Caro Guglielmo Minervini,
mi costa un po’ raccogliere le idee per scrivere una lettera che parla di me forse più di quanto vorrei. Eppure, nel suo piccolo, vorrei che questo fosse il primo passo per quell’impegno che ho deciso di prendere nei riguardi della sua campagna elettorale.
Sono nato nel 1977, ho 37 anni. Appartengo dunque a quella generazione che si è ritrovata a crescere nel peggior paesaggio politico possibile, sconfortante, per certi versi orribile. Ho conosciuto attraverso i miei genitori determinati ideali definiti di Sinistra, ma per quanto abbia votato a Sinistra per tutta la mia vita elettorale, quegli ideali non li ho mai visti applicati se non a slogan e chiacchiere preelettorali.

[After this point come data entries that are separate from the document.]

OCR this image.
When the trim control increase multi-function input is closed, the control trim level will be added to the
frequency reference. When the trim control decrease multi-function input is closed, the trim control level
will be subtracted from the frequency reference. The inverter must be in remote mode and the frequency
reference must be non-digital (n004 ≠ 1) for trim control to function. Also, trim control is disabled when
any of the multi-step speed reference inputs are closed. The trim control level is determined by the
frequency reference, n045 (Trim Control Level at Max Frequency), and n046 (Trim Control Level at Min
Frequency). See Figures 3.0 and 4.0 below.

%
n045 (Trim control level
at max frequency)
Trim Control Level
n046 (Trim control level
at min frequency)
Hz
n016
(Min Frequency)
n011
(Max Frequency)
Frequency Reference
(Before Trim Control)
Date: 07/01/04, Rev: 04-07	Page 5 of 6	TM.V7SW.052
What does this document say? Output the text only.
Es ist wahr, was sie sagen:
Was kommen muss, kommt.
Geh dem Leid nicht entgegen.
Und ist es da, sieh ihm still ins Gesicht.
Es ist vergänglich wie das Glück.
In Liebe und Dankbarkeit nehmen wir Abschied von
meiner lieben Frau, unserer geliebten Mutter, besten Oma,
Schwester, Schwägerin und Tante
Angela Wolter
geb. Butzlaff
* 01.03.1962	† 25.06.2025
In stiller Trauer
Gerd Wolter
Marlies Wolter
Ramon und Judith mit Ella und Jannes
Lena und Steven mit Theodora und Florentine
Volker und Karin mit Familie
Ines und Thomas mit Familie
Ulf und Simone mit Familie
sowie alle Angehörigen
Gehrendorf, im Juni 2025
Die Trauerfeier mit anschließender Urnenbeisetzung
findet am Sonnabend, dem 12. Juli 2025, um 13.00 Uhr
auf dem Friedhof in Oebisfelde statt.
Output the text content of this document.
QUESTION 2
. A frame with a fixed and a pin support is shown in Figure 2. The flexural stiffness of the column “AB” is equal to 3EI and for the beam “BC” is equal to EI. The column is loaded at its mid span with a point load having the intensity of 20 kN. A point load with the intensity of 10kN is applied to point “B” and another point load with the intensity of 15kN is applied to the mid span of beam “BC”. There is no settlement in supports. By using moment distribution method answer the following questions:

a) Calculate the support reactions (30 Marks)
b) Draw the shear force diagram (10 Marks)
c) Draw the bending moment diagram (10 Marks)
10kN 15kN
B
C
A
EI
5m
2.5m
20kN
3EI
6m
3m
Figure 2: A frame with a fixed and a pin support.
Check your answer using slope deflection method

E quanto alla Sinistra vera e propria l’ho vista prima agonizzare, poi non morire ma piuttosto trasformarsi nel mostro a due teste che è oggi. Credo in certi ideali insomma, non credo nella Sinistra. Ho creduto in Vendola e nel sogno di una Puglia migliore, ho deciso di restare qui invece di emigrare in un periodo in cui tutti mi davano del pazzo o peggio del vigliacco per una decisione insensata come volersi costruire un futuro in una terra senza più futuro. Ho vinto Principi Attivi con un progetto nel 2008 e sono rimasto. Non tutto è andato come avrebbe dovuto, il progetto non è sopravvissuto all’egoismo dei suoi membri, e col tempo sono stato deluso anche da Vendola. Ormai, già da un po’, mi annovero nel sempre crescente gruppo degli astensionisti, coloro che, pur credendo ancora in certi ideali, non credono più nel loro potere di intervenire sensibilmente sulla realtà. Non voto né mi sento responsabile dell’affondamento del Paese.
Eppure, allo stesso tempo mi sento a disagio. Se ci penso ora, a fronte dei cinici che mi davano del pazzo o del vigliacco, se penso alla Puglia di Vendola, la Puglia della poesia e delle idee in cui ho creduto con tutto me stesso, al punto da volerci creare una piccola casa editrice che quelle idee diffondesse a suo modo: la pazzia nella pazzia insomma, uno dei pochi che pur non conoscendomi ha voluto credere in me e nella mia generazione, nella nostra possibilità di fare, è stato lei, attraverso una serie di progetti concreti: Principi Attivi, Bollenti Spiriti, Ritorno al Futuro a cui abbiamo attinto a piene mani e che, pur con tutti i limiti o gli errori del caso, sono il meglio di quella stagione di idee, partecipazione e impegno. Dico stagione perché già adesso, a ripensarci, mi è sembrata una lunga primavera che ormai volge alla fine. O meglio, muta in altra stagione. E sta a noi capire se questa nuova stagione è l’estate piena, oppure l’autunno, perché l’estate ci è già sfuggita di mano senza che nemmeno ce ne siamo accorti.
Ecco perché, dopo averci pensato a lungo, ho deciso di restituire ciò che devo, e mettere da parte, per una volta, le mie motivazioni personali, la mia rabbia, la mia delusione, per contribuire come posso a questa svolta. Non avrò rimpianti se non andrà come dico, ma mi ci impegnerò. È una promessa.
La mia scommessa, quindi, è su di lei e su me stesso. Non a livello politico, ma più umano, personale. Non trovo sia giusto porre tante aspettative in una singola persona, ma sento che è l’unico modo in cui oggi io come tanti possiamo fare politica senza sentirci ancora delusi da un sistema. Per quel che mi riguarda non si tratta di quella sorta di leaderismo che ha rovinato la politica degli ultimi anni, ma è qualcosa più semplice, qualcosa che nasce dal rispetto, dall’amicizia, da ideali e visioni comuni e in cui non ci guardiamo da gradini diversi, con altezze differenti, ma alla pari, e la fiducia è reciproca. In qualsiasi altro modo avremmo già fallito in partenza.